私は精神科でカウンセラーの人と会う時間があり、ずいぶんと長く話し込んでしまいました。これまで社交的な生活を送ってこなかったため、会社で人間関係がうまくいかなかったことも話しました。また仕事の失敗のせいで、自分の部署に居場所がなくなっていったことも話しました。たくさん話を聞いてもらううちに、自然と涙が出てきて、大の男が人前で泣いてしまいました。カウンセラーの人はそんな私を見て、ずいぶん精神が追い込まれていると判断されたようで、しばらく会社を休職してゆっくり療養することを勧められました。私はそのときとてもありがたい気持ちになりました。
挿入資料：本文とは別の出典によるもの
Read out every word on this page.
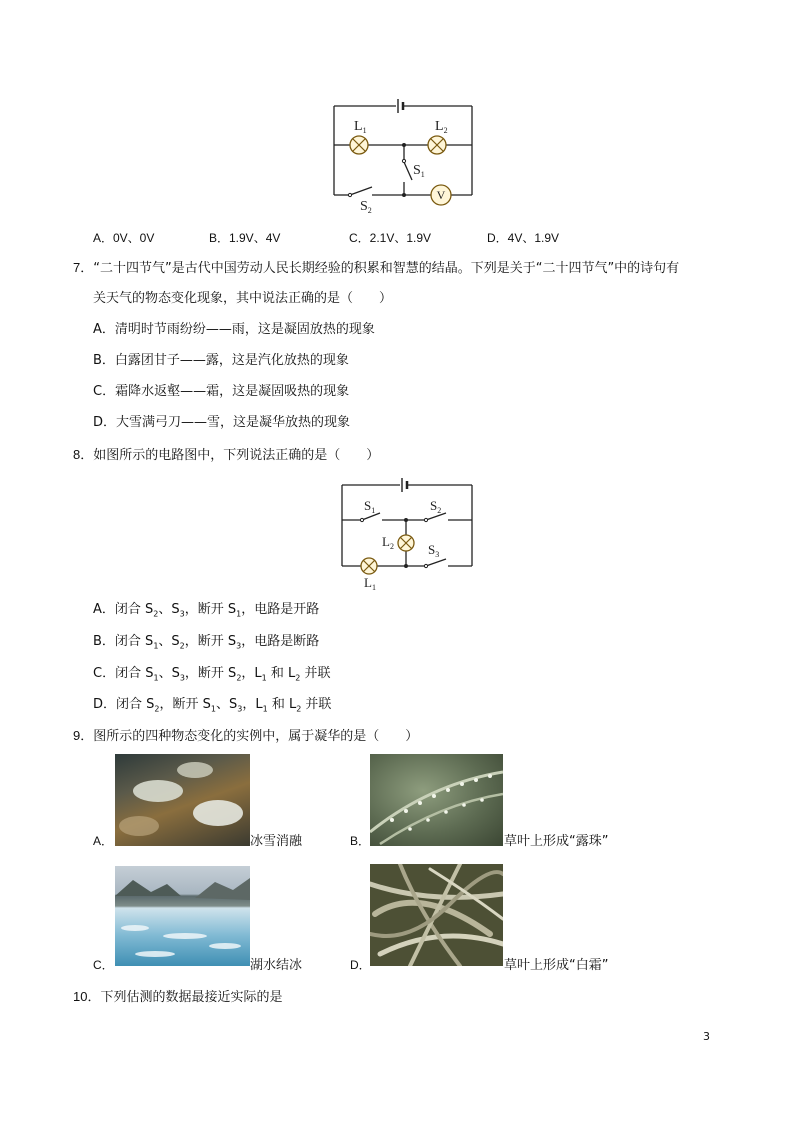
V
$L_1$	$L_2$
$S_1$
$S_2$
A．0V、0V	B．1.9V、4V	C．2.1V、1.9V	D．4V、1.9V
7．“二十四节气”是古代中国劳动人民长期经验的积累和智慧的结晶。下列是关于“二十四节气”中的诗句有
关天气的物态变化现象，其中说法正确的是（　　）
A．清明时节雨纷纷——雨，这是凝固放热的现象
B．白露团甘子——露，这是汽化放热的现象
C．霜降水返壑——霜，这是凝固吸热的现象
D．大雪满弓刀——雪，这是凝华放热的现象
8．如图所示的电路图中，下列说法正确的是（　　）
$S_1$	$S_2$
$L_2$	$S_3$
$L_1$
A．闭合 $S_2$、$S_3$，断开 $S_1$，电路是开路
B．闭合 $S_1$、$S_2$，断开 $S_3$，电路是断路
C．闭合 $S_1$、$S_3$，断开 $S_2$，$L_1$ 和 $L_2$ 并联
D．闭合 $S_2$，断开 $S_1$、$S_3$，$L_1$ 和 $L_2$ 并联
9．图所示的四种物态变化的实例中，属于凝华的是（　　）
A．	冰雪消融	B．	草叶上形成“露珠”
C．	湖水结冰	D．	草叶上形成“白霜”
10．下列估测的数据最接近实际的是
3
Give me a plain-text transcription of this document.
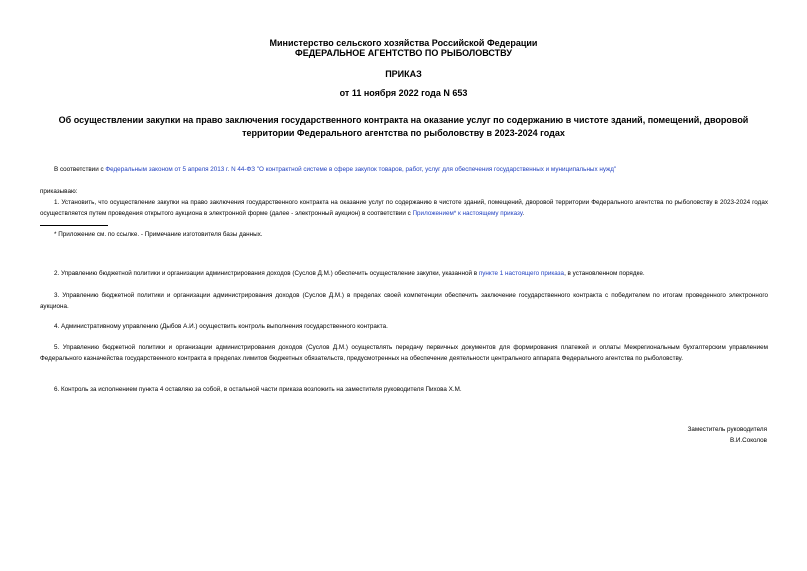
Министерство сельского хозяйства Российской Федерации
ФЕДЕРАЛЬНОЕ АГЕНТСТВО ПО РЫБОЛОВСТВУ
ПРИКАЗ
от 11 ноября 2022 года N 653
Об осуществлении закупки на право заключения государственного контракта на оказание услуг по содержанию в чистоте зданий, помещений, дворовой территории Федерального агентства по рыболовству в 2023-2024 годах
В соответствии с Федеральным законом от 5 апреля 2013 г. N 44-ФЗ "О контрактной системе в сфере закупок товаров, работ, услуг для обеспечения государственных и муниципальных нужд"
приказываю:
1. Установить, что осуществление закупки на право заключения государственного контракта на оказание услуг по содержанию в чистоте зданий, помещений, дворовой территории Федерального агентства по рыболовству в 2023-2024 годах осуществляется путем проведения открытого аукциона в электронной форме (далее - электронный аукцион) в соответствии с Приложением* к настоящему приказу.
* Приложение см. по ссылке. - Примечание изготовителя базы данных.
2. Управлению бюджетной политики и организации администрирования доходов (Суслов Д.М.) обеспечить осуществление закупки, указанной в пункте 1 настоящего приказа, в установленном порядке.
3. Управлению бюджетной политики и организации администрирования доходов (Суслов Д.М.) в пределах своей компетенции обеспечить заключение государственного контракта с победителем по итогам проведенного электронного аукциона.
4. Административному управлению (Дыбов А.И.) осуществить контроль выполнения государственного контракта.
5. Управлению бюджетной политики и организации администрирования доходов (Суслов Д.М.) осуществлять передачу первичных документов для формирования платежей и оплаты Межрегиональным бухгалтерским управлением Федерального казначейства государственного контракта в пределах лимитов бюджетных обязательств, предусмотренных на обеспечение деятельности центрального аппарата Федерального агентства по рыболовству.
6. Контроль за исполнением пункта 4 оставляю за собой, в остальной части приказа возложить на заместителя руководителя Пихова Х.М.
Заместитель руководителя
В.И.Соколов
自分はだめな人間で、そんな自分が休むことには罪悪感があったのです。しかしカウンセラーの人はそんな私を許すように、休養することを許可してくれたのです。私はその後半年ほど、自宅で薬を飲みながら休みました。そのうちに憂鬱な気分はなりを潜め、次第に元気を取り戻していきました。今では会社に入る前ほどに活動的になり、復職を検討しています。私の憂鬱を見抜いてくれたカウンセラーにはいまでも感謝しています。私はあのまま会社に居続けたら、ストレスでもっとひどいことになっていたでしょう。精神科に行ったことで憂鬱を治すことができました。